Bevor wir losgingen, hatte uns das Ehepaar noch eindringlich eingeschärft, nicht in die Nähe eines ehemaligen Kriegsgefangenenlagers zu gehen. Es hätte sein können, dass noch nicht alle einstmaligen Gefangene ihren Heimweg angetreten haben und sich noch in den Lagern aufhielten. Diese rauen Gesellen würden uns im günstigsten Fall wahrscheinlich nur unser Essen abnehmen. Wir mussten hoch und heilig versprechen, sehr vorsichtig zu sein. Meinem Bruder merkte man den Verdruss über das Verlassen der Pflegefamilie an. Doch ich wusste ja, wie sehr unsere Mutter ihn vermisste. Sie wollte verständlicherweise alle Kinder wieder bei sich haben.
So sind wir beide losmarschiert. Ich, der dreizehnjährige Junge, mit dem elfjährigen Bruder. Wir hatten eine höllische Angst vor einer Begegnung mit ehemaligen Kriegsgefangenen. Aus Furcht vor einem Überfall trauten wir uns nicht, auf der Straße zu gehen.
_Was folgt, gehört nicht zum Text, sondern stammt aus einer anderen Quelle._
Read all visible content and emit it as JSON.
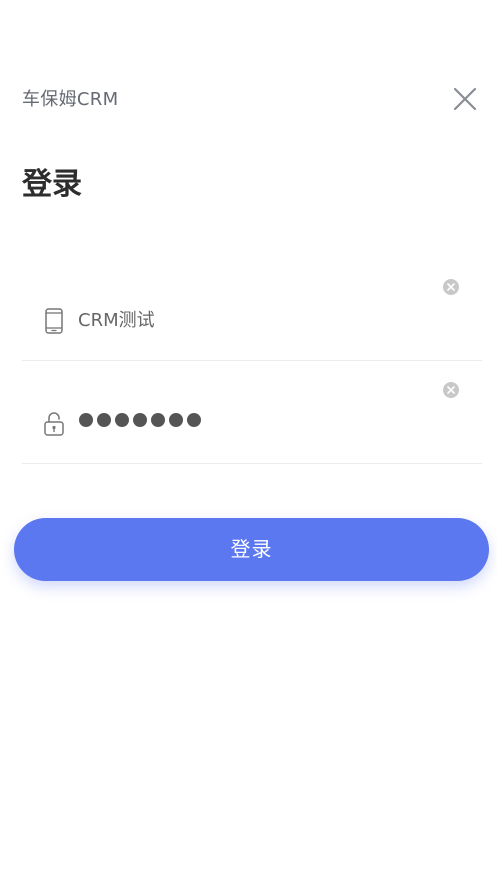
{
  "header": {
    "app_name": "车保姆CRM",
    "close_icon": "close-icon"
  },
  "page": {
    "title": "登录"
  },
  "form": {
    "account": {
      "icon": "mobile-phone-icon",
      "value": "CRM测试",
      "clear_icon": "clear-circle-icon"
    },
    "password": {
      "icon": "unlock-icon",
      "masked_length": 7,
      "clear_icon": "clear-circle-icon"
    },
    "submit_label": "登录"
  },
  "colors": {
    "primary": "#5c78f1",
    "title_text": "#2d2d2d",
    "secondary_text": "#666a73",
    "divider": "#ececec"
  }
}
Also schlichen wir am Straßenrand durch die Wälder und über Felder, immer das nächste Dorf im Blick, um den Weg nach Schweinfurt nicht zu verlieren. Der Fußmarsch bis Schweinfuhrt dauerte ungefähr sechs Stunden.
Endlich am Bahnhof in Schweinfurt angekommen, fanden wir einen Güterzug, dessen Waggons mit Grubenholz beladen waren. Mit dicken Baumstämmen, die für den Bergbau gebraucht wurden. Ich dachte mir, dass dieser Zug ins Ruhrgebiet fahren würde. Wir haben uns zwischen den Baumstämmen verkrochen und sind mit diesem Zug ein Stück Richtung Westen gefahren. Zwischendurch haben wir dann immer mal wieder den Zug gewechselt. Einen Fahrplan oder geregelte Fahrten gab es nicht.
Fuhr ein Zug in einen Bahnhof ein, wurde der Lokführer von den Reisenden gefragt, wohin er fährt. Wenn ich hörte, dass ein Zug Richtung Westen fuhr, sind wir mitgefahren. Am liebsten hockten wir in den Bremserhäuschen. Dort konnten wir in Ruhe unsere Lebensmittel essen, ohne dass es anderen Passagieren auffiel. Wir hatten immer noch Angst davor, überfallen zu werden und malten uns aus, dass uns in einem solchen Fall unser Proviant abgenommen würde. Es gab schließlich kaum etwas zu essen und wir hatten somit einen Schatz in unseren Taschen.
Die Rückreise nach Düsseldorf hat sieben Tage gedauert. Das ständige Wechseln der Züge, das Verstecken und das Schlafen zwischen Holz oder Kohle waren sehr ermüdend. So waren wir heilfroh, endlich in Düsseldorf angekommen zu sein.
Den Bahnhof konnten wir nicht durch den Hauptausgang verlassen. Man musste beim Verlassen des Bahnhofs eine gültige Fahrkarte oder Bahnsteigkarte vorzeigen; und die hatten wir ja nicht. Also sind wir auf dem Bahnsteig und an den Gleisen entlang gelaufen, bis zum Flakturm an der Bandelstraße. Dort haben wir die Treppe des Flakturms genutzt, um auf die Straße zu gelangen.